Ideally, all parties to a contract should fulfill their responsibilities. However, sometimes, one party fails to fulfill its responsibilities. When this happens, the contract is breached. Because a contract is a legally enforceable agreement, the party that suffers damage due to another’s breach can sue them in court. In this case, the party that has suffered injury will be the plaintiff, and the party in breach will be the defendant.
To succeed in a breach of contract suit, the plaintiff must prove to the court several things. These are: that a valid contract existed between the two parties, that they performed their contractual responsibilities, that the defendant failed to fulfill its duties, and that the defendant’s breach occasioned the plaintiff’s losses.
The plaintiff must first prove that a contract existed between it and the defendant. A contract should exist, but it must also be valid since only valid contracts are legally enforceable. For a contract to be valid, it must have all the essential elements of a contract, including an offer by one party to another, an acceptance by the other, an exchange of something valuable (consideration), and execution by both parties. Both parties must have the legal capacity to enter into a contract, and the contract must not be for the performance of an illegal act.
After proving a valid contract existed, the plaintiff must show that it fulfilled its responsibilities as established in the contract.

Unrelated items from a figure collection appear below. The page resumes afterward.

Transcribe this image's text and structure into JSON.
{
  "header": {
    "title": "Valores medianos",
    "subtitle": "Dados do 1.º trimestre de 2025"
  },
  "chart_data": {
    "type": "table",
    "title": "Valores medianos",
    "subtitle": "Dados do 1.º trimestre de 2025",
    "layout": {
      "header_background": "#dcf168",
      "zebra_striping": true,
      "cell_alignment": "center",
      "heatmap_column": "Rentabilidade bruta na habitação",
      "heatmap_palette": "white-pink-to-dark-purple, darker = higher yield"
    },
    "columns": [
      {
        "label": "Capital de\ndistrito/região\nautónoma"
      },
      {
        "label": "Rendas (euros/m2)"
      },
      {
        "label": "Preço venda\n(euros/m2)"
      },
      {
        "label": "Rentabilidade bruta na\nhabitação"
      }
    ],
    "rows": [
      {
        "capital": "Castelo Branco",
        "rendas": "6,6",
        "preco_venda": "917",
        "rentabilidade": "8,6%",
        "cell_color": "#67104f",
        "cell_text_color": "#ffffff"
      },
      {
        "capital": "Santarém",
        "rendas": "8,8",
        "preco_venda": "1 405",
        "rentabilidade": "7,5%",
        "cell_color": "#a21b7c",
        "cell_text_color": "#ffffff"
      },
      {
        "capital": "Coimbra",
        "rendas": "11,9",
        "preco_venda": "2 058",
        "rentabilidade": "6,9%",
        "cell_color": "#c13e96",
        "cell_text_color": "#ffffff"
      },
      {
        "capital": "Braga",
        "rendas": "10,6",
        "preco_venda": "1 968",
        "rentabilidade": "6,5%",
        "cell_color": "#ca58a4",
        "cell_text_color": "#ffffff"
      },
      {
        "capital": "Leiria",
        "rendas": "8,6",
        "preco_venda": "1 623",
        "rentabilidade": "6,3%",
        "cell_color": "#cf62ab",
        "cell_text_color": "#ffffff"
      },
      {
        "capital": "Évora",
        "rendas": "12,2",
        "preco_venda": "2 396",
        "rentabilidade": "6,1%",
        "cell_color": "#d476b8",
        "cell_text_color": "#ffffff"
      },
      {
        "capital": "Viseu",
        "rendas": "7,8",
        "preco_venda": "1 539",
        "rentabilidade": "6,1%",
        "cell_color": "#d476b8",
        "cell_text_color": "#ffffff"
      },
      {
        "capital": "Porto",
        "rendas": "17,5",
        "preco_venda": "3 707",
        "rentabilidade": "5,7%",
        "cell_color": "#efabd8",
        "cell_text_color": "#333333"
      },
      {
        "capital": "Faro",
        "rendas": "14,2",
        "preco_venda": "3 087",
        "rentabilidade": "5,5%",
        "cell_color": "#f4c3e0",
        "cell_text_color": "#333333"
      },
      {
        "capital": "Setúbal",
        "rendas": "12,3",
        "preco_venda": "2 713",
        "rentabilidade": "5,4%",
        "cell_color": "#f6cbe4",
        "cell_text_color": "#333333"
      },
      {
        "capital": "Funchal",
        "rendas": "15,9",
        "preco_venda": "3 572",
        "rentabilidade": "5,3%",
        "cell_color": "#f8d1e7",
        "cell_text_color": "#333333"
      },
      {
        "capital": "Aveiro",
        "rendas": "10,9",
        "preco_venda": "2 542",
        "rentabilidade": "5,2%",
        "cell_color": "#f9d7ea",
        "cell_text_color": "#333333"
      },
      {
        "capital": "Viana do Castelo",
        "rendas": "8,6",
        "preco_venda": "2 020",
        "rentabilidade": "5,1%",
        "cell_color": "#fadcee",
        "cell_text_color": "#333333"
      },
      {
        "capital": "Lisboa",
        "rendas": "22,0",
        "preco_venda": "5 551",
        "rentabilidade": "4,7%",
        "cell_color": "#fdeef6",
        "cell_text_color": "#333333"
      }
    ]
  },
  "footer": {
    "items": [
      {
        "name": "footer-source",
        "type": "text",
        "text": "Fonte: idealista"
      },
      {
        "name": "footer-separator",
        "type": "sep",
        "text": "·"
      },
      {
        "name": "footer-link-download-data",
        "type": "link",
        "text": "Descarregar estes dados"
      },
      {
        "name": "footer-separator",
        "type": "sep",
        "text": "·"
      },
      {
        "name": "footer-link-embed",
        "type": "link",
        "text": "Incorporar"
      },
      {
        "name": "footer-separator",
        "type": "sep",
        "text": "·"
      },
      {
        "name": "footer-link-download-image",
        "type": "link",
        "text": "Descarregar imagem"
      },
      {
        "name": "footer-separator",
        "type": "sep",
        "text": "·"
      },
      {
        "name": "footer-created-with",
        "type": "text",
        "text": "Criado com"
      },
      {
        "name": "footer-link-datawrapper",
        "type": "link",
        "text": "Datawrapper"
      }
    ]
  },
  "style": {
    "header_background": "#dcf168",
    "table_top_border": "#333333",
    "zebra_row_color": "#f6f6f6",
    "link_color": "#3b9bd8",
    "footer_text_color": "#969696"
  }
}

The defendant failed to honor its end of the agreement (breached the contract). The court recognizes various types of breaches of contract, including minor and material breaches.
A breach is minor when it only involves some of the terms of the agreement but does not reach its core. For example, if a contract is for the sale of a car and the seller agrees to deliver a Mustang to the buyer with a radio inside, and the seller delivers the car without the radio, the breach is minor. This is because it affects some terms of the contract but not its core, which is the sale of a car. A material breach goes to the core of the contract. One party fails to perform its responsibilities entirely or fails to deliver on the core terms.
Finally, the plaintiff must also show that it suffered an injury due to the breach of contract. These are usually financial losses. If a plaintiff is successful in its suit, the court may give an order of specific performance requiring the defendant to fulfill its contractual responsibilities or award damages to the plaintiff. The damages can be compensatory, bringing the plaintiff to the position it would have been in had the breach not happened, or punitive, to punish the defendant for the breach. The court may also cancel the contract, relieving all parties of their contractual duties.
The defendant, however, has various defenses it can use to defeat the plaintiff’s claim. For example, it can argue the contract was invalid, say for lack of capacity, execution, or intention to enter into the contract. The defendant can also argue the impossibility of performance (that it cannot perform its responsibilities because of factors beyond its control), that the suit is time-barred by the statute of limitations, or that the plaintiff waived its right to claim against it for breach.